6.4 Analysis of Criminals’ Profile

transition <- shoot %>% 
  ggplot(aes(x = Year, fill = Race)) + 
  geom_bar() +
  labs(title = "Transition of the races of criminals")
ggplotly(transition) %>% layout(showlegend = FALSE)
## Warning: position_stack requires non-overlapping x intervals
decade_trasition_race <- shoot %>% 
  ggplot(aes(x = Decade, fill = Race)) + 
  geom_histogram(stat = "count", show.legend = F, 
                 position = "fill") + 
  labs(title = "Transition of the Ratio of the Races of Criminals by Each Decade")
## Warning: Ignoring unknown parameters: binwidth, bins, pad
ggplotly(decade_trasition_race) %>% layout(showlegend = FALSE)

In 20th century, the main races of criminals were white americans or european americans. However, in 21st century, the number of the other races increased dramatically.
Maybe the imiigrants have impacts to this number.

6.5 What were Mental Health Issues?

as.data.frame(table(shoot$Mental_Health_Issues))[-1,] %>%
  plot_ly(labels = ~Var1, values = ~Freq, type = 'pie') %>%
  layout(title = 'What were the mental health issues?',
         xaxis = list(showgrid = FALSE, zeroline = FALSE, showticklabels = FALSE),
         yaxis = list(showgrid = FALSE, zeroline = FALSE, showticklabels = FALSE))

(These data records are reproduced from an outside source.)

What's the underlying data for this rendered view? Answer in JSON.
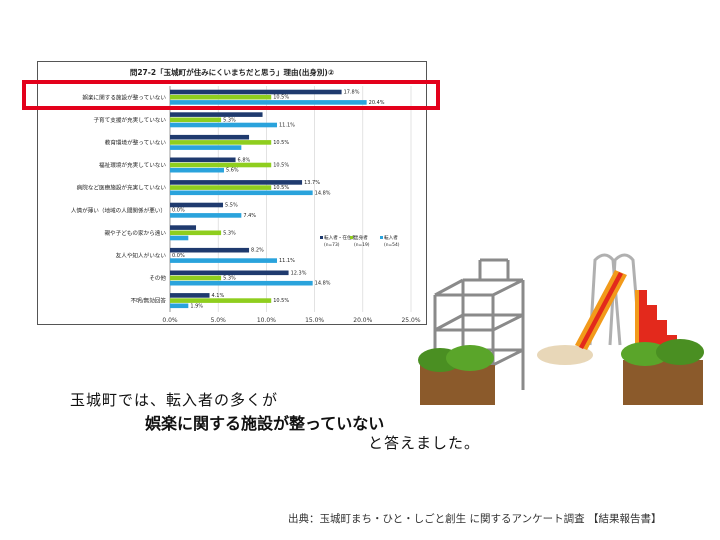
{
  "chart_data": {
    "type": "bar",
    "orientation": "horizontal",
    "title": "問27-2「玉城町が住みにくいまちだと思う」理由(出身別)②",
    "categories": [
      "娯楽に関する施設が整っていない",
      "子育て支援が充実していない",
      "教育環境が整っていない",
      "福祉環境が充実していない",
      "病院など医療施設が充実していない",
      "人情が薄い（地域の人間関係が悪い）",
      "親や子どもの家から遠い",
      "友人や知人がいない",
      "その他",
      "不明/無効回答"
    ],
    "series": [
      {
        "name": "転入者・在住者",
        "n": "(n=73)",
        "color": "#1f3a6e",
        "values": [
          17.8,
          9.6,
          8.2,
          6.8,
          13.7,
          5.5,
          2.7,
          8.2,
          12.3,
          4.1
        ],
        "labels": [
          "17.8%",
          "",
          "",
          "6.8%",
          "13.7%",
          "5.5%",
          "",
          "8.2%",
          "12.3%",
          "4.1%"
        ]
      },
      {
        "name": "出身者",
        "n": "(n=19)",
        "color": "#8fce1e",
        "values": [
          10.5,
          5.3,
          10.5,
          10.5,
          10.5,
          0.0,
          5.3,
          0.0,
          5.3,
          10.5
        ],
        "labels": [
          "10.5%",
          "5.3%",
          "10.5%",
          "10.5%",
          "10.5%",
          "0.0%",
          "5.3%",
          "0.0%",
          "5.3%",
          "10.5%"
        ]
      },
      {
        "name": "転入者",
        "n": "(n=54)",
        "color": "#2aa3dc",
        "values": [
          20.4,
          11.1,
          7.4,
          5.6,
          14.8,
          7.4,
          1.9,
          11.1,
          14.8,
          1.9
        ],
        "labels": [
          "20.4%",
          "11.1%",
          "",
          "5.6%",
          "14.8%",
          "7.4%",
          "",
          "11.1%",
          "14.8%",
          "1.9%"
        ]
      }
    ],
    "x_ticks": [
      "0.0%",
      "5.0%",
      "10.0%",
      "15.0%",
      "20.0%",
      "25.0%"
    ],
    "xlim": [
      0,
      25
    ],
    "grid": true,
    "legend_position": "right"
  },
  "message": {
    "line1": "玉城町では、転入者の多くが",
    "line2": "娯楽に関する施設が整っていない",
    "line3": "と答えました。"
  },
  "source": "出典：玉城町まち・ひと・しごと創生 に関するアンケート調査 【結果報告書】",
  "illustration": {
    "name": "playground-illustration"
  }
}
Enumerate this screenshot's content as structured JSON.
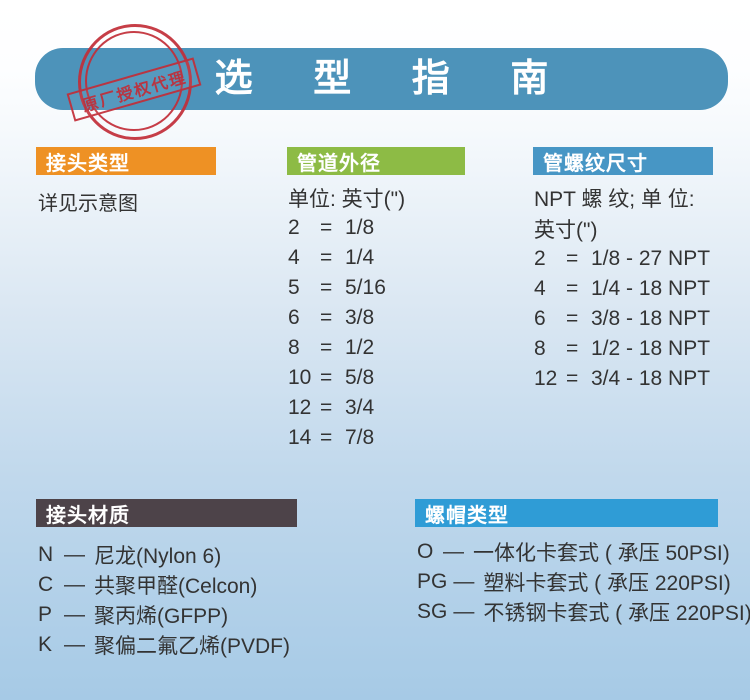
{
  "header": {
    "title": "选 型 指 南",
    "stamp": "原厂授权代理"
  },
  "separators": {
    "equals": "=",
    "dash": "—"
  },
  "colors": {
    "banner_blue": "#4d93ba",
    "orange": "#ee9124",
    "green": "#8dbb45",
    "steel_blue": "#4796c5",
    "dark_brown": "#4d4349",
    "bright_blue": "#2f9cd6",
    "stamp_red": "#c22e38"
  },
  "sections": {
    "connector_type": {
      "title": "接头类型",
      "note": "详见示意图"
    },
    "pipe_od": {
      "title": "管道外径",
      "unit": "单位: 英寸(\")",
      "rows": [
        {
          "code": "2",
          "value": "1/8"
        },
        {
          "code": "4",
          "value": "1/4"
        },
        {
          "code": "5",
          "value": "5/16"
        },
        {
          "code": "6",
          "value": "3/8"
        },
        {
          "code": "8",
          "value": "1/2"
        },
        {
          "code": "10",
          "value": "5/8"
        },
        {
          "code": "12",
          "value": "3/4"
        },
        {
          "code": "14",
          "value": "7/8"
        }
      ]
    },
    "thread_size": {
      "title": "管螺纹尺寸",
      "unit_line1": "NPT 螺 纹; 单 位:",
      "unit_line2": "英寸(\")",
      "rows": [
        {
          "code": "2",
          "value": "1/8 - 27 NPT"
        },
        {
          "code": "4",
          "value": "1/4 - 18 NPT"
        },
        {
          "code": "6",
          "value": "3/8 - 18 NPT"
        },
        {
          "code": "8",
          "value": "1/2 - 18 NPT"
        },
        {
          "code": "12",
          "value": "3/4 - 18 NPT"
        }
      ]
    },
    "material": {
      "title": "接头材质",
      "rows": [
        {
          "code": "N",
          "value": "尼龙(Nylon 6)"
        },
        {
          "code": "C",
          "value": "共聚甲醛(Celcon)"
        },
        {
          "code": "P",
          "value": "聚丙烯(GFPP)"
        },
        {
          "code": "K",
          "value": "聚偏二氟乙烯(PVDF)"
        }
      ]
    },
    "nut_type": {
      "title": "螺帽类型",
      "rows": [
        {
          "code": "O",
          "value": "一体化卡套式 ( 承压 50PSI)"
        },
        {
          "code": "PG",
          "value": "塑料卡套式 ( 承压 220PSI)"
        },
        {
          "code": "SG",
          "value": "不锈钢卡套式 ( 承压 220PSI)"
        }
      ]
    }
  }
}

Really unfortunately this dataset doesn’t provide mental health issues terrorists had. Over the half of all the mental health issues are unknown or unclear.
I tried to find the dataset related to mental health issues, however i couldn’t.

7 Conclusion

First of all, my condolences and prayers to all the victims, their families and loved ones. People who were involved in those crimes would not even want to see and read this article. However, throughout this analysis, I could get better understanding what has been going on un the U.S, and I m really happy if more people get attentions by reading my report.
Obviously, It is not a easy problem to solve, however i believe that having better undarstaing will brondens the possibilities of success and reduce the risks.
Thank you for taking time to read my report.

Koki